Khusus terkait transport dosen, beliau menjelaskan bahwa fakultas mengimbau agar dosen pengampu hadir ketika mata kuliahnya diremediasi. Tujuannya, jika terdapat persoalan terkait soal atau keberatan dari mahasiswa, klarifikasi bisa langsung dilakukan saat itu juga.
“Peruntukannya jelas dan sudah ada ketentuannya,” tegasnya.

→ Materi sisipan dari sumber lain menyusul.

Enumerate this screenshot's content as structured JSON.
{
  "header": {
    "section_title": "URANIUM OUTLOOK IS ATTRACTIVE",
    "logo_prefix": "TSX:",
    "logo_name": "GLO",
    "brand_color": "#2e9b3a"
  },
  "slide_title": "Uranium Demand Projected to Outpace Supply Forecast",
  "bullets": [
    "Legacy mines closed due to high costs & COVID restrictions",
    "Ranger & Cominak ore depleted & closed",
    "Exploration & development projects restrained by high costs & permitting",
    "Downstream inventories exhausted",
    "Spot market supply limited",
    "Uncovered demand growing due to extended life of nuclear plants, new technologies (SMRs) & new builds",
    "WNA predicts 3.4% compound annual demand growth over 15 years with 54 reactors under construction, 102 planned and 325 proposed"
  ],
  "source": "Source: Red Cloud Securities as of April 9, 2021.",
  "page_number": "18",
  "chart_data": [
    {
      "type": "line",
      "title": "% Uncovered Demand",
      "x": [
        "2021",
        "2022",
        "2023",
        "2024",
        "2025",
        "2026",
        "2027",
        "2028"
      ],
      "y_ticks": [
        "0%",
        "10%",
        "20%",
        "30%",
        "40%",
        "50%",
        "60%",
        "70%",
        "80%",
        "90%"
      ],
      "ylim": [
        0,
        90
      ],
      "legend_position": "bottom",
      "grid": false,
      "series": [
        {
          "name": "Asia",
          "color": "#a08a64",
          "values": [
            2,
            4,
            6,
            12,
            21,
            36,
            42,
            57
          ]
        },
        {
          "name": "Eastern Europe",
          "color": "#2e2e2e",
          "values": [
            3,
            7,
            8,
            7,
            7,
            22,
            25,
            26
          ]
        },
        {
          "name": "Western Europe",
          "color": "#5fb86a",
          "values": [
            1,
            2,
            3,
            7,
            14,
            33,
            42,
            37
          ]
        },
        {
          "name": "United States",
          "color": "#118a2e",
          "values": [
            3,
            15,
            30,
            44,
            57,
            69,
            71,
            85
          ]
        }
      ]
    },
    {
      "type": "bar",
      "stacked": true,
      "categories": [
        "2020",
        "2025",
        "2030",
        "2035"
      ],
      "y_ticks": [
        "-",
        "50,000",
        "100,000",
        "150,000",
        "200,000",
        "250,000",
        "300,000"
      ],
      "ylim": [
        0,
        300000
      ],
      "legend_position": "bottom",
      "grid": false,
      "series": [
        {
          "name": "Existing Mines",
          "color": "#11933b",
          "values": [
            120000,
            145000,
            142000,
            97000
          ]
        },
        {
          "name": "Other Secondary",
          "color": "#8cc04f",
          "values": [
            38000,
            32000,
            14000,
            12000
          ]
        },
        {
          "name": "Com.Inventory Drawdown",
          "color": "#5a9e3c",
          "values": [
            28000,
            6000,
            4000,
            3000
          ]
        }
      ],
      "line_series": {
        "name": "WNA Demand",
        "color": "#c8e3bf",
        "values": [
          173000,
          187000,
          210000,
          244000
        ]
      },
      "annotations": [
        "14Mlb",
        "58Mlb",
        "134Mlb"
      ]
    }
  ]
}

Tak berhenti di situ, Wakil Dekan Bidang Sumber Daya juga menjawab pertanyaan mahasiswa terkait adanya dugaan remediasi yang berpotensi dimanfaatkan untuk kepentingan pihak tertentu. Menanggapi hal tersebut, Wakil Dekan menegaskan bahwa mekanisme remediasi telah diatur dalam sistem yang jelas dan tidak berjalan tanpa kontrol.
“Sudah ada sistemnya dan sudah teratur. Pembayarannya jelas, ada ketentuan yang berlaku, dan peruntukannya juga jelas,” ujarnya. Beliau secara tegas membantah anggapan bahwa dosen mencari keuntungan melalui remediasi.
Penilaian akademik memiliki standar yang harus dipertanggungjawabkan. Beliau juga menyampaikan bahwa dalam praktiknya banyak dosen justru memberikan ruang toleransi kepada mahasiswa. Jika komposisi nilai belum berimbang, dosen dapat menambahkan komponen penilaian tertentu, misalnya melalui keaktifan atau partisipasi akademik lainnya.
“Banyak dosen memberikan kelonggaran. Setahu saya, beberapa dosen seperti itu,” tambahnya.
Namun, beliau kembali menekankan apabila hasil remediasi memang rendah, maka nilai tersebut tidak bisa dipaksakan untuk dinaikkan. Standar akademik tetap menjadi batas yang tidak dapat dinegosiasikan.
Dr. Sri Hastuti Puspitasari, S.H., M.H juga memberikan penjelasan terkait sistem transparansi nilai yang sering dipertanyakan mahasiswa. Beliau menjelaskan bahwa secara kebijakan fakultas, prinsip transparansi memang ada. Namun, mekanisme dan teknisnya diserahkan kepada masing-masing dosen.
Setiap dosen memiliki cara sendiri dalam membuka atau menjelaskan nilai kepada mahasiswa. Terdapat dosen yang langsung membahas bersama di kelas, melayani konsultasi pribadi, dan terdapat dosen yang memiliki metode berbeda dalam memberikan transparansi nilai.
Oleh karena itu, pengalaman mahasiswa terkait transparansi nilai dapat berbeda sesuai dengan dosennya masing-masing.